The renegotiation precedes the opening of the new Kemp Porter halls in Acton, adjacent to Woodward and featuring functionally identical rooms. The opening of the new hall, featuring over 700 bedspaces, will shift half of all first-year students to Acton, with the distribution of first-year students between South Kensington and Acton halls becoming 51% to 49% respectively - as opposed to 73% to 27% in the 201920 year.

The Deputy President (Welfare) and Union President will be taking the issue to Union Council on Tuesday 3rd December, which will be held in Sherfield’s Read lecture theatre at 7pm and to which they have strongly encouraged any and all students to attend. The paper they have prepared outlines four initial options as a starting point for discussion, though the Council can decide to reject all four.

At the last rent negotiation prior to the opening of Woodward in 201516, the Union Council decided to set a ratio of 2:1 in terms of cost per square metre between South Kensington and Acton halls, with the justification being that it ensured a set of affordable halls for a quarter of students in Acton on a “subsidy” basis from the remaining three-quarters of students in South Kensington. However, the shift in student distribution means a discussion about the degree of subsidy needs to be revisited.

This is the basis of the major differences between the four options proposed in the paper – in essence, whether to continue the practice of charging a 2:1 ratio and applying a flat 12.2% price hike across all halls, or shifting that ratio to either a greater or lesser extreme. Subsidising the Acton halls ensures affordable halls and accessibility to the university, whereas a vote to flatten prices reduces the growing problem of social segregation in the College community.

The four options also work on the basis of some initial suggestions, such as keeping the cost of Kemp Porter and Woodward the same, as well as evening the cost between Southside and Eastside halls in Prince’s Gardens.

A noteworthy point in the Council paper is that the option also exists to reject the break-even model entirely, at which point the process would stop while the Union re-approached the College to determine next steps.

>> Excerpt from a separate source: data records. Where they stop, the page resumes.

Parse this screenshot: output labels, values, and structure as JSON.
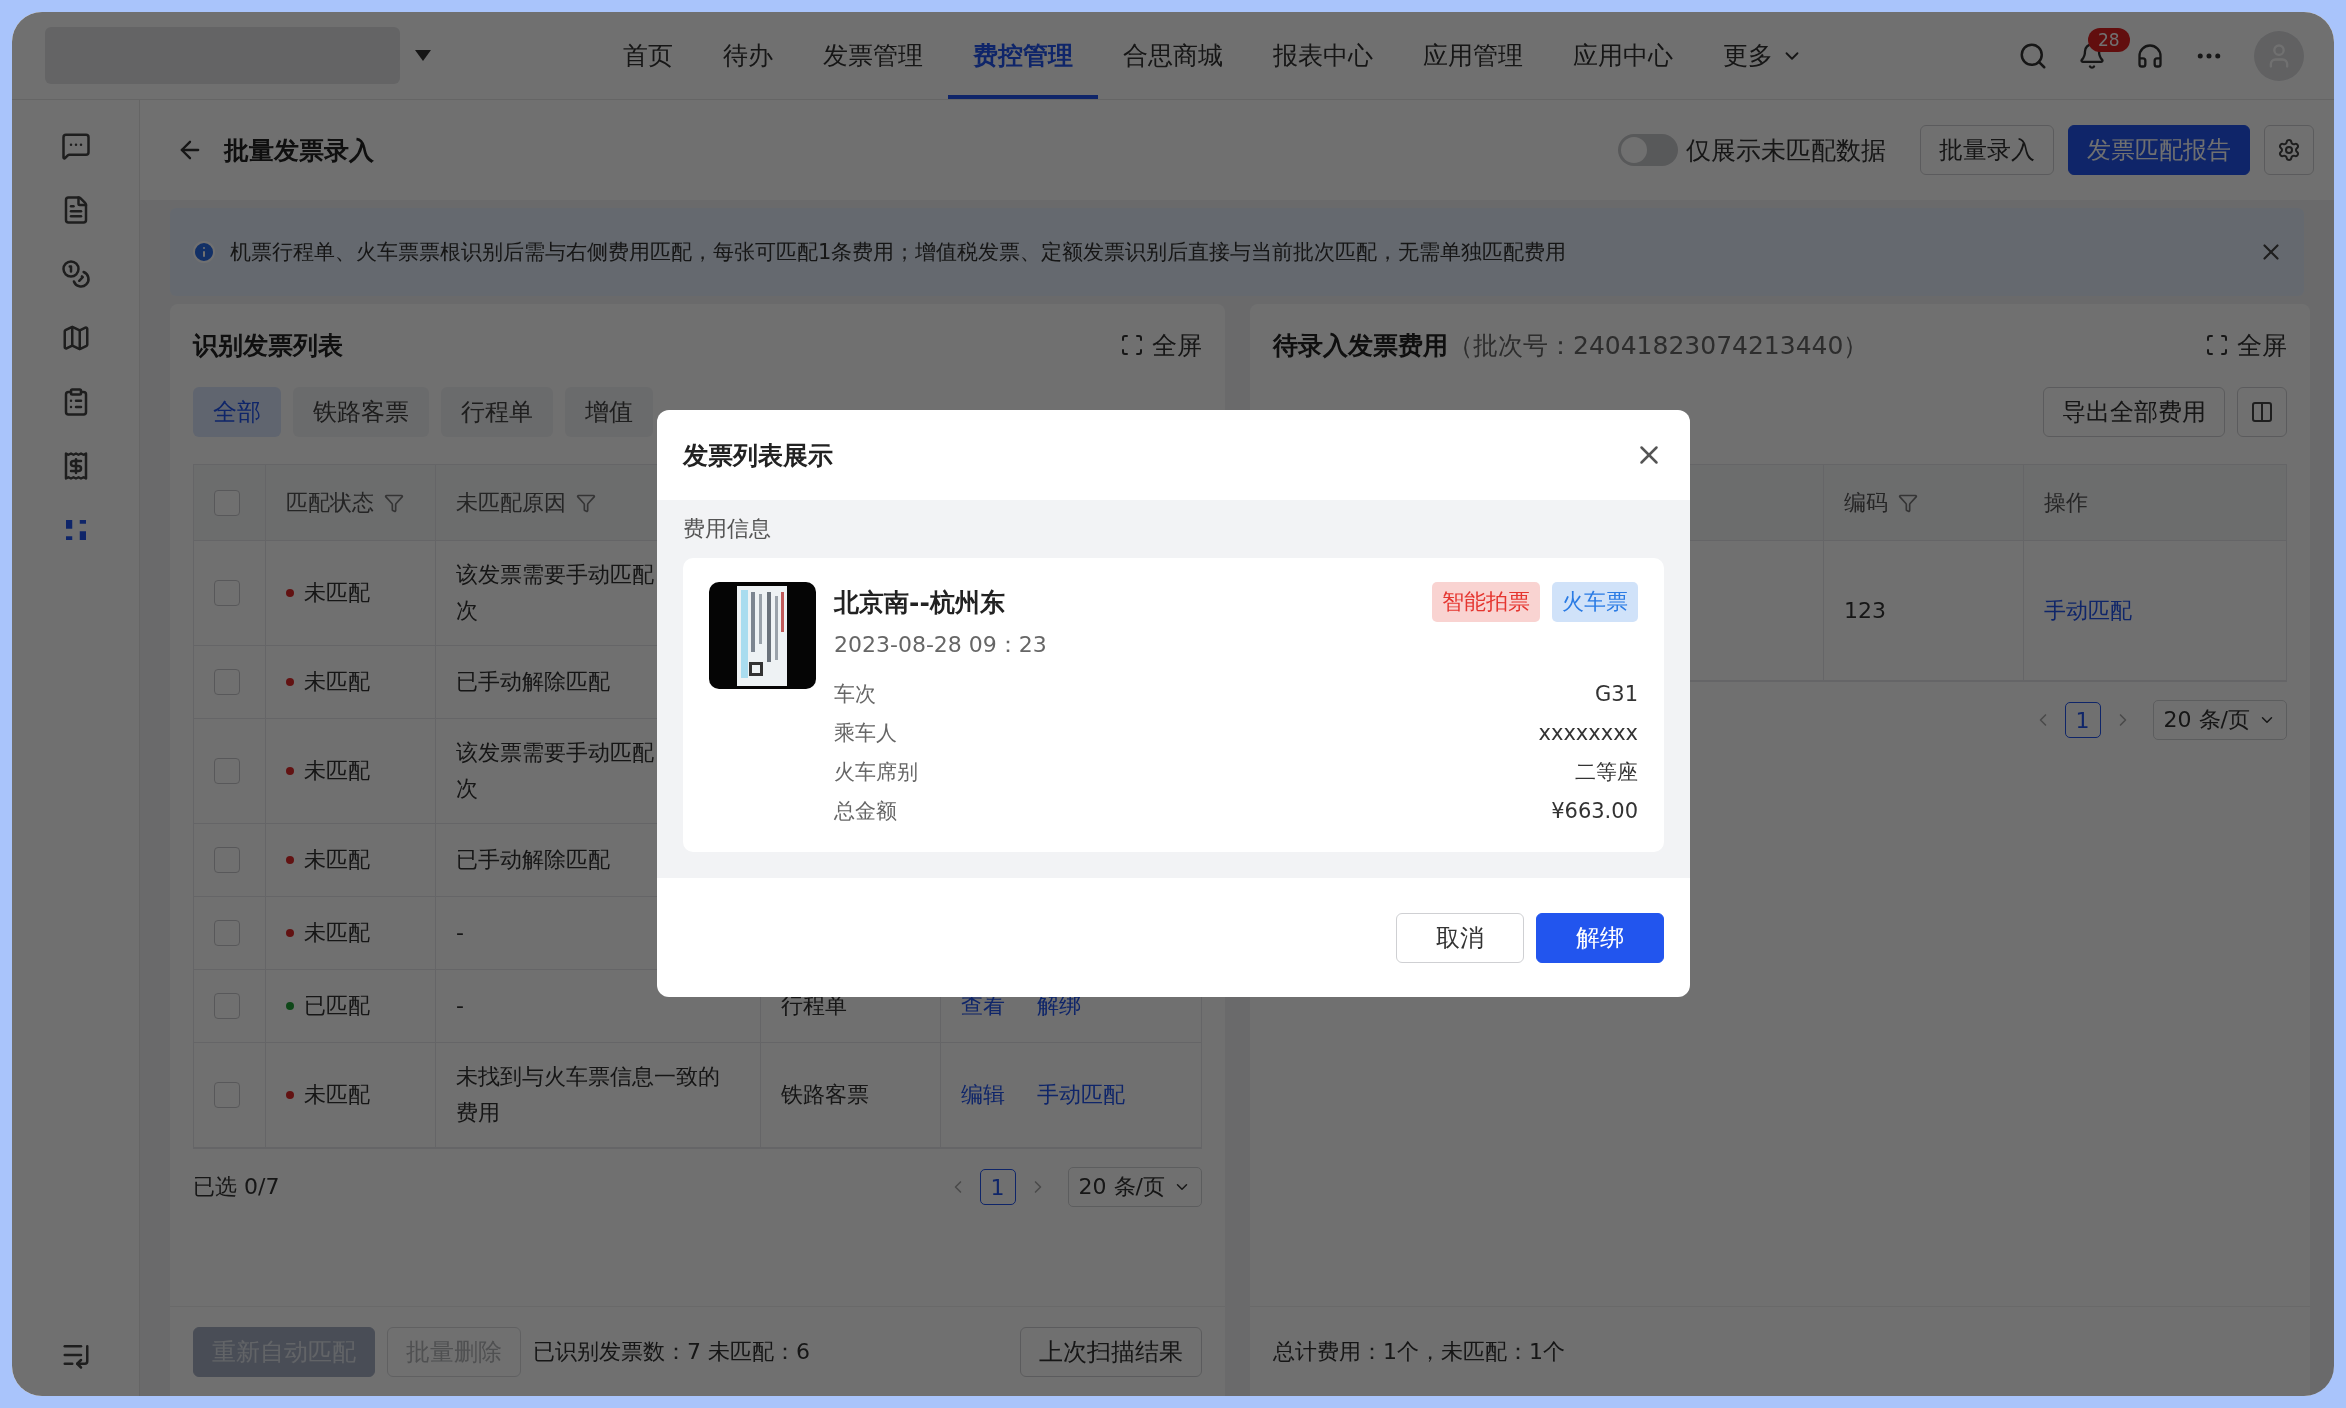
{
  "top_nav": {
    "items": [
      {
        "label": "首页",
        "selected": false
      },
      {
        "label": "待办",
        "selected": false
      },
      {
        "label": "发票管理",
        "selected": false
      },
      {
        "label": "费控管理",
        "selected": true
      },
      {
        "label": "合思商城",
        "selected": false
      },
      {
        "label": "报表中心",
        "selected": false
      },
      {
        "label": "应用管理",
        "selected": false
      },
      {
        "label": "应用中心",
        "selected": false
      },
      {
        "label": "更多",
        "selected": false,
        "kind": "dropdown"
      }
    ],
    "notification_badge": "28"
  },
  "sidebar": {
    "items": [
      {
        "kind": "message",
        "selected": false
      },
      {
        "kind": "document",
        "selected": false
      },
      {
        "kind": "money",
        "selected": false
      },
      {
        "kind": "map",
        "selected": false
      },
      {
        "kind": "list",
        "selected": false
      },
      {
        "kind": "receipt",
        "selected": false
      },
      {
        "kind": "dashboard",
        "selected": true
      }
    ]
  },
  "page_header": {
    "title": "批量发票录入",
    "toggle": {
      "label": "仅展示未匹配数据",
      "on": false
    },
    "buttons": [
      {
        "label": "批量录入",
        "kind": "default"
      },
      {
        "label": "发票匹配报告",
        "kind": "primary"
      }
    ]
  },
  "notice": {
    "text": "机票行程单、火车票票根识别后需与右侧费用匹配，每张可匹配1条费用；增值税发票、定额发票识别后直接与当前批次匹配，无需单独匹配费用"
  },
  "left_panel": {
    "title": "识别发票列表",
    "fullscreen": "全屏",
    "tabs": [
      {
        "label": "全部",
        "selected": true
      },
      {
        "label": "铁路客票",
        "selected": false
      },
      {
        "label": "行程单",
        "selected": false
      },
      {
        "label": "增值",
        "selected": false
      }
    ],
    "select_all_checked": false,
    "columns": [
      "匹配状态",
      "未匹配原因"
    ],
    "rows": [
      {
        "checked": false,
        "matched": false,
        "status": "未匹配",
        "reason_lines": [
          "该发票需要手动匹配",
          "次"
        ]
      },
      {
        "checked": false,
        "matched": false,
        "status": "未匹配",
        "reason_lines": [
          "已手动解除匹配"
        ]
      },
      {
        "checked": false,
        "matched": false,
        "status": "未匹配",
        "reason_lines": [
          "该发票需要手动匹配",
          "次"
        ]
      },
      {
        "checked": false,
        "matched": false,
        "status": "未匹配",
        "reason_lines": [
          "已手动解除匹配"
        ]
      },
      {
        "checked": false,
        "matched": false,
        "status": "未匹配",
        "reason_lines": [
          "-"
        ]
      },
      {
        "checked": false,
        "matched": true,
        "status": "已匹配",
        "reason_lines": [
          "-"
        ],
        "type": "行程单",
        "actions": [
          "查看",
          "解绑"
        ]
      },
      {
        "checked": false,
        "matched": false,
        "status": "未匹配",
        "reason_lines": [
          "未找到与火车票信息一致的",
          "费用"
        ],
        "type": "铁路客票",
        "actions": [
          "编辑",
          "手动匹配"
        ]
      }
    ],
    "selection": "已选 0/7",
    "pagination": {
      "page": "1",
      "page_size": "20 条/页"
    },
    "footer_buttons": [
      {
        "label": "重新自动匹配",
        "kind": "primary",
        "disabled": true
      },
      {
        "label": "批量删除",
        "kind": "default",
        "disabled": true
      }
    ],
    "summary": "已识别发票数：7 未匹配：6",
    "last_scan_button": "上次扫描结果"
  },
  "right_panel": {
    "title": "待录入发票费用",
    "batch": "（批次号：24041823074213440）",
    "fullscreen": "全屏",
    "export_button": "导出全部费用",
    "columns": [
      "编码",
      "操作"
    ],
    "rows": [
      {
        "code": "123",
        "actions": [
          "手动匹配"
        ]
      }
    ],
    "pagination": {
      "page": "1",
      "page_size": "20 条/页"
    },
    "summary": "总计费用：1个，未匹配：1个"
  },
  "dialog": {
    "title": "发票列表展示",
    "section": "费用信息",
    "ticket": {
      "kind": "picture",
      "route": "北京南--杭州东",
      "time": "2023-08-28 09：23",
      "tags": [
        {
          "label": "智能拍票",
          "color": "#e5352f"
        },
        {
          "label": "火车票",
          "color": "#2a7be4"
        }
      ],
      "fields": [
        {
          "label": "车次",
          "value": "G31"
        },
        {
          "label": "乘车人",
          "value": "xxxxxxxx"
        },
        {
          "label": "火车席别",
          "value": "二等座"
        },
        {
          "label": "总金额",
          "value": "¥663.00"
        }
      ]
    },
    "buttons": [
      {
        "label": "取消",
        "kind": "default"
      },
      {
        "label": "解绑",
        "kind": "primary"
      }
    ]
  }
}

Some students are already calling for the College to subsidise halls from other revenue streams rather than continue to work on a break-even basis.

Regardless of which option one would choose, the prices of halls are reaching a crux point. They are no longer much, if any, cheaper than private accommodation. The College provides a cost breakdown for budgeting for new students on their website, which itself states that the average cost for halls of residence and private accommodation only differ by £1.31 per week. As an alternate metric: the proposed new prices for a single ensuite room in Beit – the type of room for which they have the most bedspaces – are around £260 a week. Spareroom provides average rental prices by postcode, and SW7’s is between £230 and £300 – a search for properties in a more specific area local to the South Kensington campus yields multiple results in the £260 region. The same applies for the Acton halls.

Though halls provide social opportunities that are beneficial for new students, the cost of paying enough to reach the break-even point at the College is apparently equivalent to the cost of paying for the profit of a private landlord.

Felix will report on the results of the Union Council meeting in the final issue of term (1729).